Notably, among countries in the region, only Indonesia, Malaysia, the Philippines, and Timor-Leste were invited to the Summit for Democracy in December, which highlights the inherent conflict between the Biden administration's values-based diplomacy and its Indo-Pacific strategy. It would complicate the practical implementation of the strategy.

What's more, the US has plans to expand people-to-people exchange programmes in Southeast Asia, including the Peace Corps, and through the Young Southeast Asian Leaders Initiative (YSEALI). It raises concerns about whether the US will use unexpected events to create a domestic political butterfly effect to achieve foreign policy goals. After a sudden change in Myanmar's politics early last year, ASEAN, as an organisation that transcends ideological differences, will be exceedingly sensitive to such matters for fear of jeopardising its solidarity.

Finally, on economic cooperation, the new US strategy includes an Indo-Pacific economic framework covering everything from digital trade, labour and environmental standards, to trade facilitation and supply chain resilience. The framework is likely to exclude China. ASEAN countries have closely tracked and studied US domestic politics since the Trump administration to judge the prospects for regional economic integration in East Asia. They are well aware that Biden is now trying to dance in chains. He can promise little and deliver even less.

...when the RCEP had just come into force, the US was the one that needed to get on the bus instead of asking the existing passengers to take another ride.

US Secretary of State Antony Blinken delivers remarks on the Biden administration's Indo-Pacific strategy at the Universitas Indonesia in Jakarta on 14 December 2021. (Olivier Douliery/AFP)

Can the US deliver?

For the ASEAN member states, when the Regional Comprehensive Economic Partnership (RCEP) had just come into force, the US was the one that needed to get on the bus instead of asking the existing passengers to take another ride.

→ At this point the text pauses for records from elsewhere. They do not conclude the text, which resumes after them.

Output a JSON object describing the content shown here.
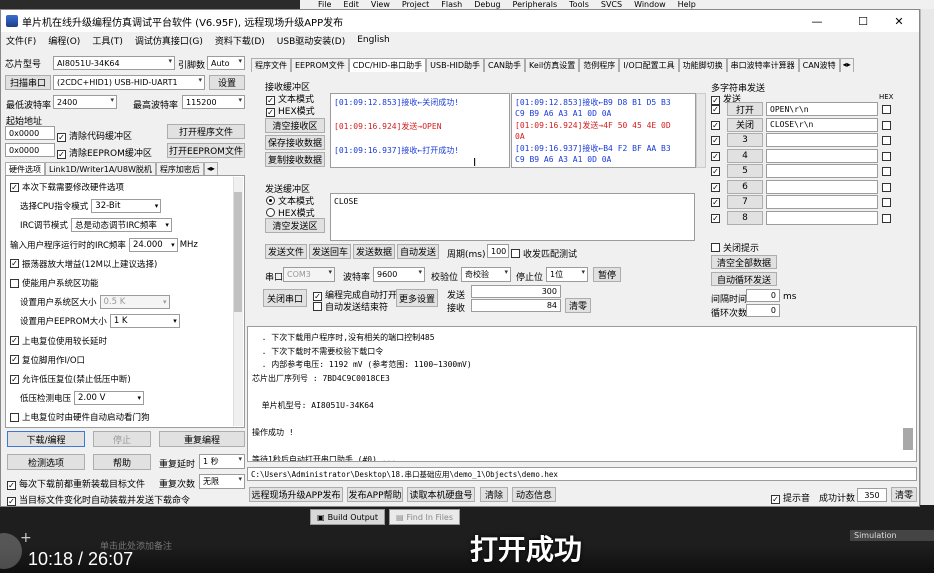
{
  "ide": {
    "menu": [
      "File",
      "Edit",
      "View",
      "Project",
      "Flash",
      "Debug",
      "Peripherals",
      "Tools",
      "SVCS",
      "Window",
      "Help"
    ],
    "tabs": [
      "Build Output",
      "Find In Files"
    ],
    "simulation": "Simulation",
    "hint": "单击此处添加备注"
  },
  "window": {
    "title": "单片机在线升级编程仿真调试平台软件 (V6.95F), 远程现场升级APP发布",
    "controls": {
      "minimize": "—",
      "maximize": "☐",
      "close": "✕"
    },
    "menu": [
      "文件(F)",
      "编程(O)",
      "工具(T)",
      "调试仿真接口(G)",
      "资料下载(D)",
      "USB驱动安装(D)",
      "English"
    ]
  },
  "left": {
    "chip_label": "芯片型号",
    "chip_value": "AI8051U-34K64",
    "pin_label": "引脚数",
    "pin_value": "Auto",
    "scan_btn": "扫描串口",
    "port_value": "(2CDC+HID1) USB-HID-UART1",
    "settings_btn": "设置",
    "min_baud_label": "最低波特率",
    "min_baud": "2400",
    "max_baud_label": "最高波特率",
    "max_baud": "115200",
    "start_addr_label": "起始地址",
    "addr1": "0x0000",
    "clear_code": "清除代码缓冲区",
    "open_prog_btn": "打开程序文件",
    "addr2": "0x0000",
    "clear_eeprom": "清除EEPROM缓冲区",
    "open_eeprom_btn": "打开EEPROM文件",
    "tabs": [
      "硬件选项",
      "Link1D/Writer1A/U8W脱机",
      "程序加密后"
    ],
    "options": [
      {
        "checked": true,
        "text": "本次下载需要修改硬件选项"
      },
      {
        "label": "选择CPU指令模式",
        "value": "32-Bit"
      },
      {
        "label": "IRC调节模式",
        "value": "总是动态调节IRC频率"
      },
      {
        "label": "输入用户程序运行时的IRC频率",
        "value": "24.000",
        "unit": "MHz"
      },
      {
        "checked": true,
        "text": "振荡器放大增益(12M以上建议选择)"
      },
      {
        "checked": false,
        "text": "使能用户系统区功能"
      },
      {
        "label": "设置用户系统区大小",
        "value": "0.5 K"
      },
      {
        "label": "设置用户EEPROM大小",
        "value": "1 K"
      },
      {
        "checked": true,
        "text": "上电复位使用较长延时"
      },
      {
        "checked": true,
        "text": "复位脚用作I/O口"
      },
      {
        "checked": true,
        "text": "允许低压复位(禁止低压中断)"
      },
      {
        "label": "低压检测电压",
        "value": "2.00 V"
      },
      {
        "checked": false,
        "text": "上电复位时由硬件自动启动看门狗"
      }
    ],
    "download_btn": "下载/编程",
    "stop_btn": "停止",
    "reprogram_btn": "重复编程",
    "check_btn": "检测选项",
    "help_btn": "帮助",
    "repeat_delay_label": "重复延时",
    "repeat_delay": "1 秒",
    "reload_check": "每次下载前都重新装载目标文件",
    "repeat_count_label": "重复次数",
    "repeat_count": "无限",
    "autosend_check": "当目标文件变化时自动装载并发送下载命令"
  },
  "right": {
    "tabs": [
      "程序文件",
      "EEPROM文件",
      "CDC/HID-串口助手",
      "USB-HID助手",
      "CAN助手",
      "Keil仿真设置",
      "范例程序",
      "I/O口配置工具",
      "功能脚切换",
      "串口波特率计算器",
      "CAN波特"
    ],
    "recv_title": "接收缓冲区",
    "recv_text_mode": "文本模式",
    "recv_hex_mode": "HEX模式",
    "clear_recv": "清空接收区",
    "save_recv": "保存接收数据",
    "copy_recv": "复制接收数据",
    "recv_text_lines": [
      {
        "cls": "blue",
        "text": "[01:09:12.853]接收←关闭成功!"
      },
      {
        "cls": "red",
        "text": "[01:09:16.924]发送→OPEN"
      },
      {
        "cls": "blue",
        "text": "[01:09:16.937]接收←打开成功!"
      }
    ],
    "recv_hex_lines": [
      {
        "cls": "blue",
        "text": "[01:09:12.853]接收←B9 D8 B1 D5 B3"
      },
      {
        "cls": "blue",
        "text": "C9 B9 A6 A3 A1 0D 0A"
      },
      {
        "cls": "red",
        "text": "[01:09:16.924]发送→4F 50 45 4E 0D"
      },
      {
        "cls": "red",
        "text": "0A"
      },
      {
        "cls": "blue",
        "text": "[01:09:16.937]接收←B4 F2 BF AA B3"
      },
      {
        "cls": "blue",
        "text": "C9 B9 A6 A3 A1 0D 0A"
      }
    ],
    "send_title": "发送缓冲区",
    "send_text_mode": "文本模式",
    "send_hex_mode": "HEX模式",
    "clear_send": "清空发送区",
    "send_content": "CLOSE",
    "send_file_btn": "发送文件",
    "send_return_btn": "发送回车",
    "send_data_btn": "发送数据",
    "auto_send_btn": "自动发送",
    "period_label": "周期(ms)",
    "period_value": "100",
    "recv_match": "收发匹配测试",
    "port_label": "串口",
    "port_value": "COM3",
    "baud_label": "波特率",
    "baud_value": "9600",
    "parity_label": "校验位",
    "parity_value": "奇校验",
    "stop_label": "停止位",
    "stop_value": "1位",
    "pause_btn": "暂停",
    "close_port_btn": "关闭串口",
    "auto_open": "编程完成自动打开",
    "auto_send_end": "自动发送结束符",
    "more_btn": "更多设置",
    "send_count_label": "发送",
    "send_count": "300",
    "recv_count_label": "接收",
    "recv_count": "84",
    "clear_count_btn": "清零",
    "multi_title": "多字符串发送",
    "multi_send_label": "发送",
    "multi_hex_label": "HEX",
    "multi_rows": [
      {
        "checked": true,
        "btn": "打开",
        "value": "OPEN\\r\\n"
      },
      {
        "checked": true,
        "btn": "关闭",
        "value": "CLOSE\\r\\n"
      },
      {
        "checked": true,
        "btn": "3",
        "value": ""
      },
      {
        "checked": true,
        "btn": "4",
        "value": ""
      },
      {
        "checked": true,
        "btn": "5",
        "value": ""
      },
      {
        "checked": true,
        "btn": "6",
        "value": ""
      },
      {
        "checked": true,
        "btn": "7",
        "value": ""
      },
      {
        "checked": true,
        "btn": "8",
        "value": ""
      }
    ],
    "close_hint": "关闭提示",
    "clear_all_btn": "清空全部数据",
    "auto_loop_btn": "自动循环发送",
    "interval_label": "间隔时间",
    "interval_value": "0",
    "interval_unit": "ms",
    "loop_count_label": "循环次数",
    "loop_count": "0"
  },
  "log": {
    "lines": [
      "  . 下次下载用户程序时,没有相关的端口控制485",
      "  . 下次下载时不需要校验下载口令",
      "  . 内部参考电压: 1192 mV (参考范围: 1100~1300mV)",
      "芯片出厂序列号 : 7BD4C9C0018CE3",
      "",
      "  单片机型号: AI8051U-34K64",
      "",
      "操作成功 !",
      "",
      "等待1秒后自动打开串口助手 (#0) ..."
    ],
    "path": "C:\\Users\\Administrator\\Desktop\\18.串口基础应用\\demo_1\\Objects\\demo.hex"
  },
  "bottom": {
    "publish_app": "远程现场升级APP发布",
    "publish_hex": "发布APP帮助",
    "read_hw": "读取本机硬盘号",
    "clear_btn": "清除",
    "activity": "动态信息",
    "beep_label": "提示音",
    "success_label": "成功计数",
    "success_count": "350",
    "clear2_btn": "清零"
  },
  "video": {
    "time": "10:18 / 26:07",
    "subtitle": "打开成功"
  }
}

Not to mention that the proposed alternative is with "high-standard rules" and would be seemingly prohibitive for regional countries with different levels of development.

All in all, it is still difficult to judge the recovery of US leadership in Southeast Asia during Biden's term. Although the US regards Southeast Asia as the focus of its global strategy and ASEAN as a leading regional institution, the region is still worried about whether the Americans will offer practical support vis-à-vis ASEAN's core preoccupations such as promoting growth and consolidating its unity and centrality, or at least not cause damage.

...today's US leadership lays the very foundation for a future co-governance with China in the region...

Dr Wen-Qing Ngoei, author of a top-selling book on nationalism and colonialism called Arc of Containment: Britain, the United States, and Anticommunism in Southeast Asia, noted in a South China Morning Post article that Southeast Asian leaders' renewed confidence in the US is intertwined with worries about whether Washington will ultimately press members of ASEAN to align with the US against China.

For most intents and purposes, China's rise is unstoppable. As long as the US continues to empower ASEAN for the fundamental purpose of containing China, its leadership development will hit a ceiling sooner or later. In fact, today's US leadership lays the very foundation for a future co-governance with China in the region. When the US finally recognises the need to come to terms with reality, it may complain about the lack of leadership resources to participate in healthy competition with China.